Anesthesia is a routine part of medical practices and routines. It is a drug administered to relieve pain for patients undergoing surgery of any kind. Although it is commonly used, many people still find the concept of ‘going under’ very daunting. The prospect of having consciousness taken from you is scary and unfamiliar. From its history to the risks, this blog will highlight everything you need to know about anesthesia in order to mitigate any trepidation you might be having around the process.  

History  

For hundreds of years, people have received treatment to alleviate symptoms of pain during medical procedures. Whilst early methods to treat pain would be considered very dangerous today, the concept remains the same: to alleviate symptoms of pain, injury, or surgical procedures by inducing an unconscious state.  
 
It was not until 1844 that Gardner Quincy Colton demonstrated the latest discoveries, including the inhalation of nitrous oxide. Horace Wells, a dentist, saw this demonstration and realized this might be the best way to help relieve the pain of his patients. However, his experiments did not go to plan. However, William Morton, who was a student of Well’s, tried and tested the method.
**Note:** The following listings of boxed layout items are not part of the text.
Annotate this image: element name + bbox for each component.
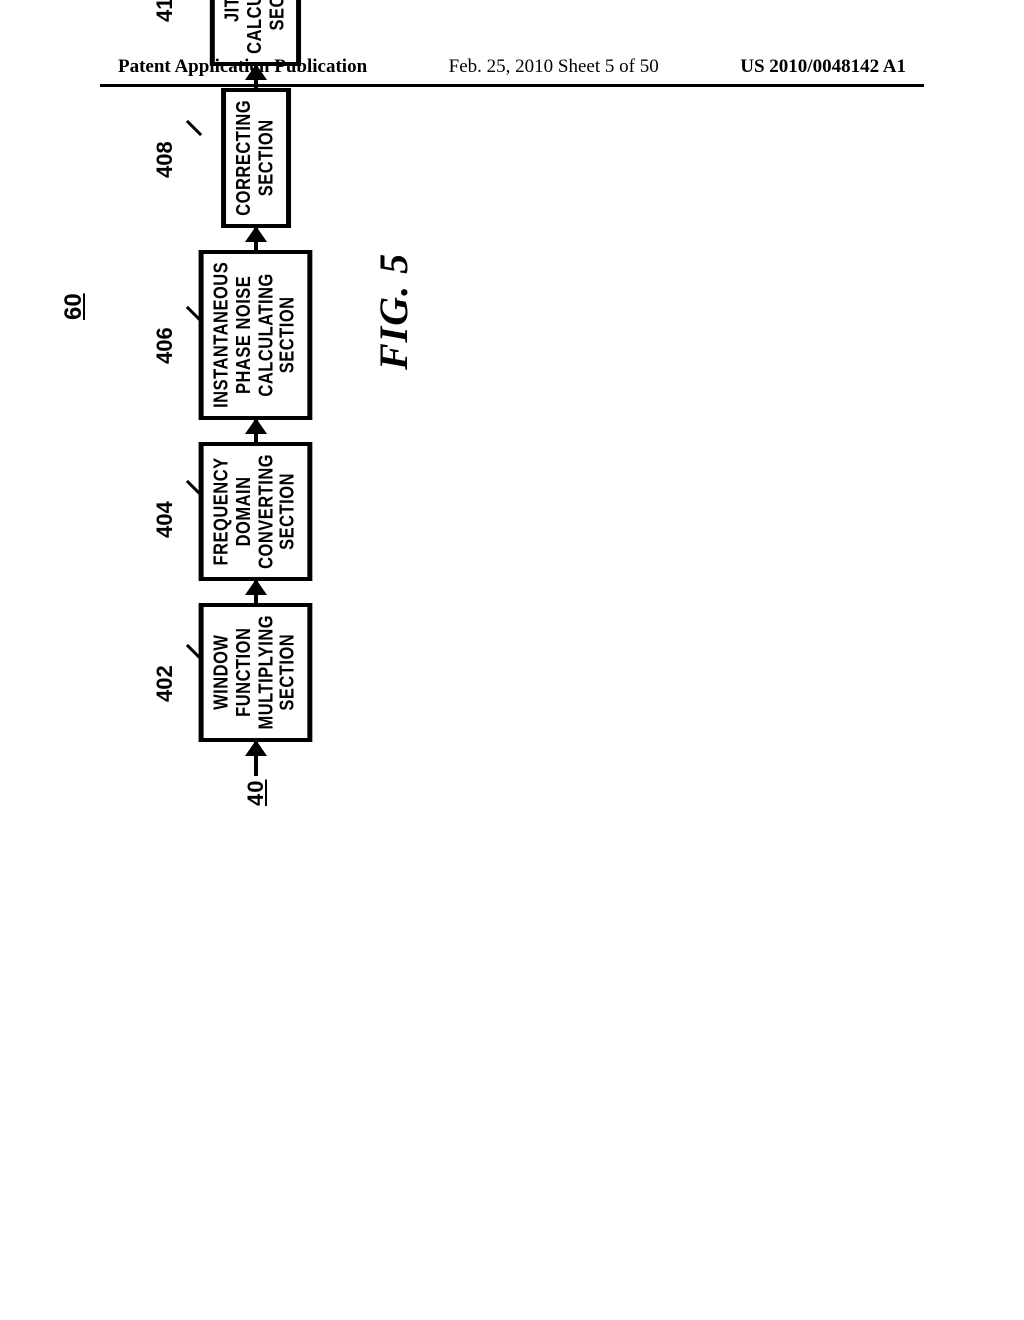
block-line: SECTION (277, 634, 300, 711)
arrow (254, 420, 258, 442)
group-reference: 60 (60, 293, 88, 320)
block-ref: 408 (152, 141, 178, 178)
block-line: WINDOW (210, 635, 233, 710)
block-ref: 410 (152, 0, 178, 22)
arrow (254, 66, 258, 88)
block-line: FUNCTION (232, 628, 255, 717)
arrow (254, 228, 258, 250)
block-402: WINDOWFUNCTIONMULTIPLYINGSECTION (199, 603, 313, 742)
block-408: CORRECTINGSECTION (221, 88, 291, 228)
block-line: PHASE NOISE (232, 276, 255, 394)
figure-label: FIG. 5 (370, 253, 417, 370)
block-line: CALCULATING (243, 0, 266, 54)
block-line: INSTANTANEOUS (210, 262, 233, 408)
block-ref: 406 (152, 327, 178, 364)
block-line: JITTER (221, 0, 244, 22)
block-line: SECTION (277, 296, 300, 373)
block-404: FREQUENCYDOMAINCONVERTINGSECTION (199, 442, 313, 581)
block-line: SECTION (266, 0, 289, 31)
block-ref: 402 (152, 665, 178, 702)
header-date: Feb. 25, 2010 Sheet 5 of 50 (449, 56, 659, 78)
block-line: CONVERTING (254, 454, 277, 569)
block-line: CORRECTING (232, 100, 255, 216)
block-line: SECTION (254, 119, 277, 196)
block-flow: 40 WINDOWFUNCTIONMULTIPLYINGSECTIONFREQU… (210, 0, 301, 810)
block-line: DOMAIN (232, 476, 255, 546)
block-line: CALCULATING (254, 273, 277, 396)
arrow (254, 581, 258, 603)
block-ref: 404 (152, 501, 178, 538)
figure-area: 60 40 WINDOWFUNCTIONMULTIPLYINGSECTIONFR… (100, 130, 924, 1230)
leader-line (174, 120, 202, 148)
block-line: MULTIPLYING (254, 615, 277, 730)
arrow (254, 742, 258, 776)
figure-rotated-container: 60 40 WINDOWFUNCTIONMULTIPLYINGSECTIONFR… (120, 0, 320, 810)
block-406: INSTANTANEOUSPHASE NOISECALCULATINGSECTI… (199, 250, 313, 420)
block-410: JITTERCALCULATINGSECTION (210, 0, 302, 66)
block-line: SECTION (277, 473, 300, 550)
block-line: FREQUENCY (210, 457, 233, 565)
input-ref: 40 (243, 776, 269, 810)
header-number: US 2010/0048142 A1 (740, 56, 906, 78)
He then had surgery performed on Edward Gilbert Abbot whilst he was under anesthesia. Abbot showed no signs of distress, and from here, a new era in medical history dawned.  

How it is used 

Today anesthesia is used for main medical procedures. It is still used to induce unconsciousness during surgery. The medicine, which is still made from nitrous Oxide, is administered through a breathing mask or tube, as well as through an IV tube. This will continue throughout the surgery. When the procedure is finished, your anesthetist will stop administering the anesthetic, and patients will slowly wake up post-surgery. They will need to be monitored carefully to make sure that effects wear off safely.  

 
There are a number of different types of anesthesia, including regional anesthesia and local anesthesia. Each will be used in different circumstances depending on the procedure a patient is having. For example, epidural anesthesia is used in the spine of pregnant women during labor. 

Risks  

While modern medicine has come in leaps and bounds since the days Abbot received the first anesthesia, or since Shakespeare watched surgeries performed without pain treatment, there are still many risks that should be considered. For example, people can have serious allergic reactions to the medicine, and errors administering the drug can also take place. You need to read this handy article on the errors in anesthesia to understand more about the risks that can take place.   

Modern medicine is not without its flaws. However, the evolution of anesthesia shows how the developments of science can have a huge impact on the types of treatments people can receive today. There was a moment in history that people would choose death over surgery because the pain would be unbearable; however, today, a simple anesthetic makes all the difference.  

One Comment

  • megan allen

    Whew..just reading this post took me back to scary times! I have been put under twice and I was scared out of my mind both times. I had no choice either time..it was my only option. But I feel like if I had been educated on the process I wouldn’t have been so scared. This post could be very helpful for people!